A hastily reconvened House-Senate conference committee has swapped out a controversial offset with an alternative aimed at staving off an eleventh-hour implosion of Democrats’ financial regulatory bill.

Over GOP objections, Democratic conferees voted to make the change, which would replace a $19 billion assessment on banks and hedge funds with a dual-pronged approach. The new language would end the $700 billion financial industry bailout fund, as well as increase the premiums that large banks must pay into the Federal Deposit Insurance Corp., which insures bank deposits.

Senate Banking Chairman Chris Dodd (D-Conn.) crafted the change, which was unveiled Tuesday, to try to woo Republican Sens. Susan Collins (Maine), Olympia Snowe (Maine) and Scott Brown (Mass.). The three voted for the Senate version of the bill last month, and Brown, in particular, balked at the original offset.

Dodd said that while he still thought the assessment on banks and hedge funds “made sense,” the reaction it spurred among Republicans who had voted for the bill last month necessitated the change. He described the new offset as “a better alternative than the one that was adopted in the wee hours of the morning” late last week, capping a marathon negotiating session.
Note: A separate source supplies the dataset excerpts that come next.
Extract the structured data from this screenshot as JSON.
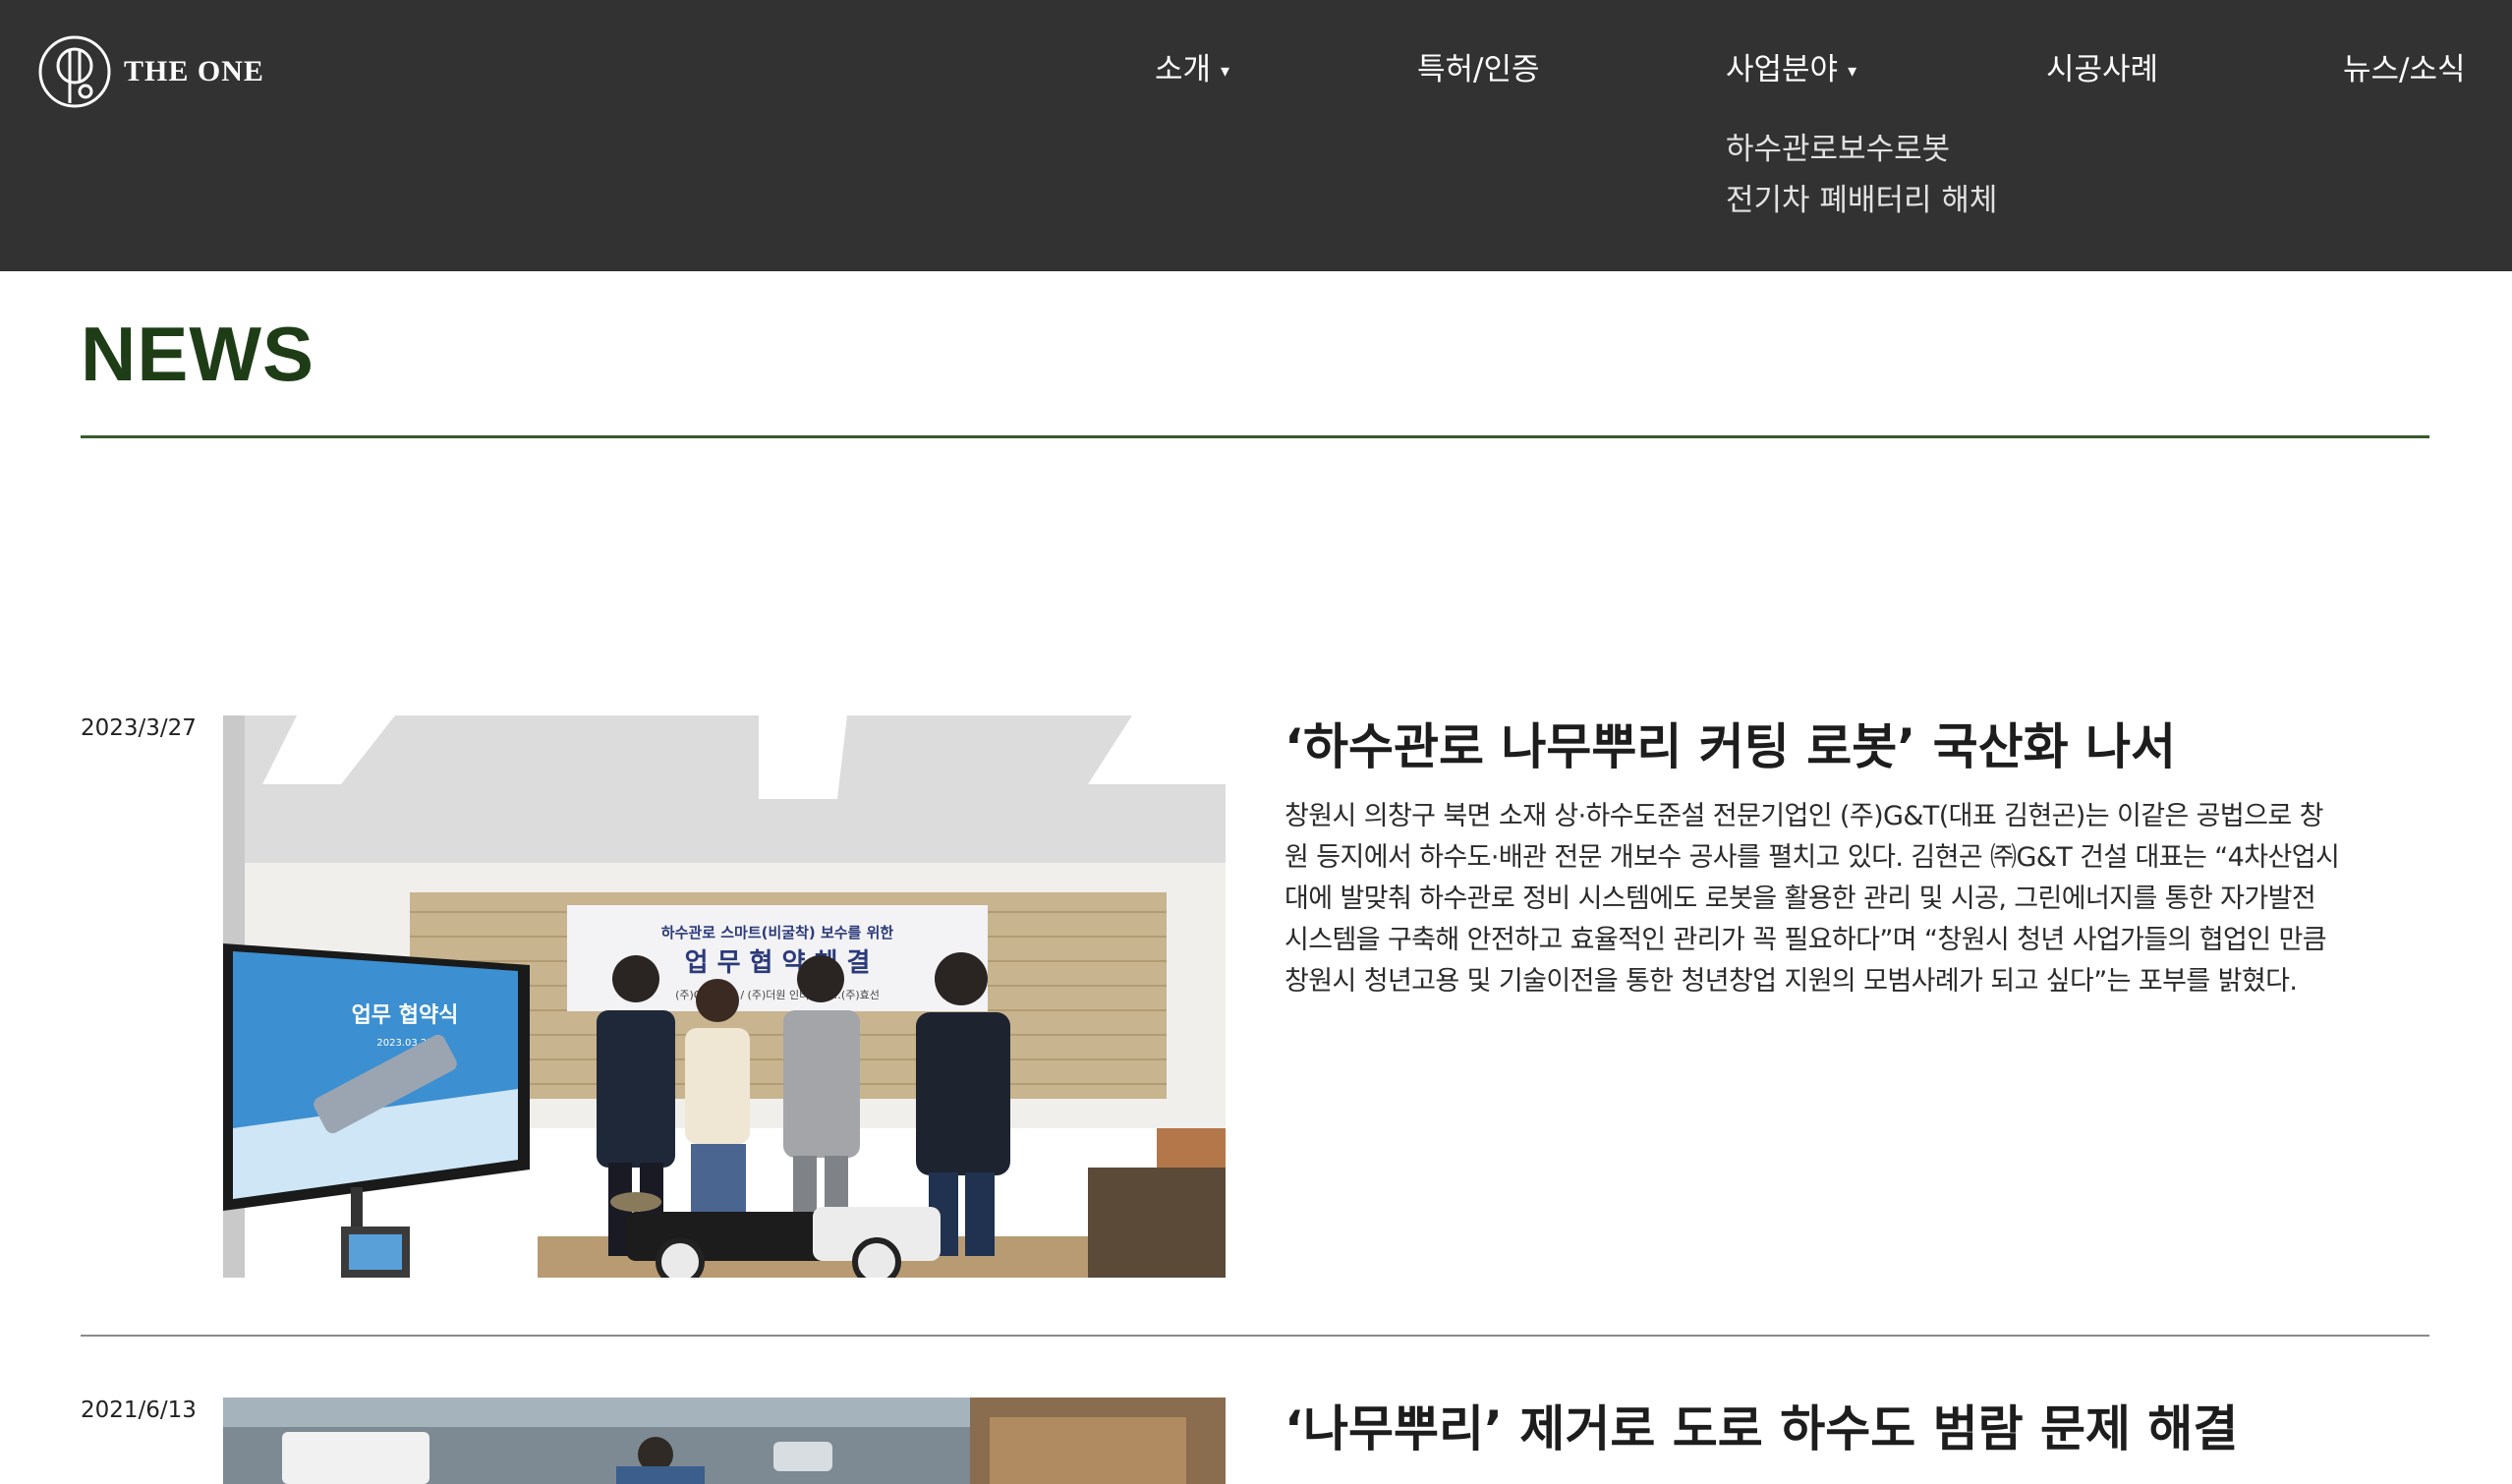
{
  "brand": {
    "name": "THE ONE",
    "logo_icon": "the-one-logo-mark"
  },
  "nav": {
    "items": [
      {
        "label": "소개",
        "has_dropdown": true
      },
      {
        "label": "특허/인증",
        "has_dropdown": false
      },
      {
        "label": "사업분야",
        "has_dropdown": true
      },
      {
        "label": "시공사례",
        "has_dropdown": false
      },
      {
        "label": "뉴스/소식",
        "has_dropdown": false
      }
    ],
    "caret_glyph": "▾",
    "open_submenu": {
      "parent": "사업분야",
      "items": [
        "하수관로보수로봇",
        "전기차 폐배터리 해체"
      ]
    }
  },
  "page": {
    "title": "NEWS"
  },
  "news": [
    {
      "date": "2023/3/27",
      "title": "‘하수관로 나무뿌리 커팅 로봇’ 국산화 나서",
      "body": "창원시 의창구 북면 소재 상·하수도준설 전문기업인 (주)G&T(대표 김현곤)는 이같은 공법으로 창원 등지에서 하수도·배관 전문 개보수 공사를 펼치고 있다. 김현곤 ㈜G&T 건설 대표는 “4차산업시대에 발맞춰 하수관로 정비 시스템에도 로봇을 활용한 관리 및 시공, 그린에너지를 통한 자가발전 시스템을 구축해 안전하고 효율적인 관리가 꼭 필요하다”며 “창원시 청년 사업가들의 협업인 만큼 창원시 청년고용 및 기술이전을 통한 청년창업 지원의 모범사례가 되고 싶다”는 포부를 밝혔다.",
      "image_alt": "업무협약 체결 기념 사진",
      "banner_line1": "하수관로 스마트(비굴착) 보수를 위한",
      "banner_line2": "업 무 협 약 체 결",
      "banner_line3": "(주)G&T건설 / (주)더원 인터… / …(주)효선",
      "screen_title": "업무 협약식",
      "screen_date": "2023.03.27"
    },
    {
      "date": "2021/6/13",
      "title": "‘나무뿌리’ 제거로 도로 하수도 범람 문제 해결",
      "body": "",
      "image_alt": "하수도 작업 현장 사진"
    }
  ],
  "colors": {
    "header_bg": "#323232",
    "title_green": "#1e3d17",
    "rule_green": "#3a5a2c"
  }
}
But Republican conferees complained that the change ran afoul of a previous commitment to use leftover funds from the financial industry bailout to pay down the national debt.

Sen. Richard Shelby (R-Ala.), the ranking member on the Banking Committee, accused Democrats of employing a “budget gimmick.”

Republicans, who hold fewer seats on the conference committee, tried unsuccessfully to reopen other parts of the bill to negotiations.